Etiology And Pathophysiology
The precise mechanisms underlying fatigue are not fully understood. Common contributing categories include hematologic disorders such as anemia and leukemia; endocrine conditions including thyroid disease, adrenal insufficiency, diabetes, and pregnancy; malignancy with paraneoplastic syndromes; psychiatric illness including depression, emotional distress, eating disorders, substance use, and withdrawal; sleep disorders such as insomnia and sleep apnea; cardiac and pulmonary disease; acute and chronic infections; rheumatologic and autoimmune disorders; nutritional deficiencies and electrolyte abnormalities; physical deconditioning; medication effects; and chronic fatigue syndrome. Chronic fatigue syndrome is defined by severe fatigue lasting longer than six months, not explained by medical or psychiatric disease, accompanied by four or more symptoms including headache, arthralgias, sleep disturbance, lymphadenopathy, postexertional malaise, myalgias, impaired concentration or memory, and sore throat.
Clinical Presentation
Fatigue is characterized by persistent tiredness or exhaustion that interferes with daily activities and does not resolve with sleep. While no physical findings are specific, associated signs may suggest an underlying etiology.
History And Physical Examination
History should focus on onset, duration, and progression of fatigue, associated symptoms such as fever, night sweats, dyspnea, weakness, weight changes, and sleep patterns, as well as past medical, surgical, psychiatric, and social history including substance use and recent stressors. Medication review and a full review of systems are essential. Physical examination should be comprehensive and directed toward identifying an underlying cause. Vital signs may reveal infection or metabolic disturbance. HEENT exam may show icterus, pallor, or pupillary abnormalities. Thyroid enlargement or tenderness may suggest dysfunction. Cardiac murmurs or S3 gallop raise concern for heart failure. Pulmonary findings may indicate acute or chronic lung disease. Abdominal masses or tenderness warrant further investigation. Skin findings such as rash, dehydration, or hyperpigmentation may indicate systemic disease. Neurologic examination should assess for focal deficits or true weakness. Musculoskeletal and vascular access sites should be inspected for infection or electrolyte-related complications.
Essential Evaluation
Because fatigue is subjective, evaluation is guided by clinical suspicion based on history and examination, with the goal of identifying reversible or serious underlying conditions.
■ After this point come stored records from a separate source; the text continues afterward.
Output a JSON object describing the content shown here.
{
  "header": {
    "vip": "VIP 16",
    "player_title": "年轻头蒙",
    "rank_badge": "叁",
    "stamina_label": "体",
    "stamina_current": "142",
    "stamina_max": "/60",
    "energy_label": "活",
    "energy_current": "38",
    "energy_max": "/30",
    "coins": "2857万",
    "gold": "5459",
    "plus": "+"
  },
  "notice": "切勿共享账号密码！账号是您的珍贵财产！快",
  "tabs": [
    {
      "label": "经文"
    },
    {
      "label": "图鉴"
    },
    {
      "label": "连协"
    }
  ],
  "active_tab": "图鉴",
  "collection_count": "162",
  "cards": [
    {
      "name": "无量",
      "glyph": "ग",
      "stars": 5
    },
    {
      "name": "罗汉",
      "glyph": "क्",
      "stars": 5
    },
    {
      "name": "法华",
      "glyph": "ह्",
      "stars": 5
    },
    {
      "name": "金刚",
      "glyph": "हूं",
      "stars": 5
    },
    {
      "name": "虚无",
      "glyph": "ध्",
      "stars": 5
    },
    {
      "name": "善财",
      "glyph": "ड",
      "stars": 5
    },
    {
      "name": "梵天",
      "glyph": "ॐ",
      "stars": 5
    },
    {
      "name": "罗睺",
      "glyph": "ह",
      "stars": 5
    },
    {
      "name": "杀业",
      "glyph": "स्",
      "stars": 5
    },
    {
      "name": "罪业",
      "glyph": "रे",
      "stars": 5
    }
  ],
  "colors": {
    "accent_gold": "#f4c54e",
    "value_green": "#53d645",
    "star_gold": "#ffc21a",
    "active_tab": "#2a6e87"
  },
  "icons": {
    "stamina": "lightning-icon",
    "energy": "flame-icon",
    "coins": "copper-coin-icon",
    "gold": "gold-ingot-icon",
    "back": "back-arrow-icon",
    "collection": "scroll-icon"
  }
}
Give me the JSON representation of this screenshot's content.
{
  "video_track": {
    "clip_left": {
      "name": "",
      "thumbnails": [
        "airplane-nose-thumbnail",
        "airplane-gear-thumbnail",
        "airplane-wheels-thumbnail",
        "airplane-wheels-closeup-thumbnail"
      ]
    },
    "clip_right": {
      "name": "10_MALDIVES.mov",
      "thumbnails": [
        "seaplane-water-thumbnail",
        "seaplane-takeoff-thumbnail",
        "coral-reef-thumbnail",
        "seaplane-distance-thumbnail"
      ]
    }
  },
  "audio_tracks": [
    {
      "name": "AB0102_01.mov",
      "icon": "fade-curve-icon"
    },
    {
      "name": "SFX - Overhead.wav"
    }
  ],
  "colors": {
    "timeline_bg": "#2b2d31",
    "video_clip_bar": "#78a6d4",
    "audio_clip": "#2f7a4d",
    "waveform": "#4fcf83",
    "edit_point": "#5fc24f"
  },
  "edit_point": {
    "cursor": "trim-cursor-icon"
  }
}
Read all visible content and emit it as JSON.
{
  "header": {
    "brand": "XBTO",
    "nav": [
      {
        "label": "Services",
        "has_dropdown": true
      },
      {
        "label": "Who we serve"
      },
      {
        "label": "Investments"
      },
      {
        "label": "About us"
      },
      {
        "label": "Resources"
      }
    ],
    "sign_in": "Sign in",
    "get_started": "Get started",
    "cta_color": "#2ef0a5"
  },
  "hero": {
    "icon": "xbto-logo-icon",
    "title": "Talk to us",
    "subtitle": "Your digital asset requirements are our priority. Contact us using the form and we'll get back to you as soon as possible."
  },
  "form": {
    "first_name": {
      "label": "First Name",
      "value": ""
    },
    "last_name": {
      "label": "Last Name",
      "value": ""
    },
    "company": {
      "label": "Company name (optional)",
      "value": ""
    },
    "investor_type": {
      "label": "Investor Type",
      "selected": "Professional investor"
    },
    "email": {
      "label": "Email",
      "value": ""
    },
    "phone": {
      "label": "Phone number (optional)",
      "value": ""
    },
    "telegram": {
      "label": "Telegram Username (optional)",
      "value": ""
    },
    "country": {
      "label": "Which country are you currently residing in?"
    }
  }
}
Diagnostic Studies And Interpretation
Laboratory testing should be selective and include complete blood count to screen for anemia or malignancy, serum glucose to identify hypo- or hyperglycemia, pregnancy testing when appropriate, electrolytes with renal function, thyroid-stimulating hormone to evaluate for hypothyroidism, and urine drug screening when substance use is suspected. Imaging and specialized testing are reserved for abnormalities identified during initial evaluation.
Differential Diagnosis
The differential diagnosis includes infectious etiologies such as bacteremia, pneumonia, viral syndromes, EBV, CMV, HIV, and HHV-6; immunologic and connective tissue diseases; neoplastic disorders; metabolic abnormalities; hematologic disease; endocrine dysfunction; neurologic disorders; cardiovascular disease; pulmonary pathology; gastrointestinal and hepatic disease; autonomic dysfunction; lifestyle-related factors; psychiatric illness; medication effects; and dehydration.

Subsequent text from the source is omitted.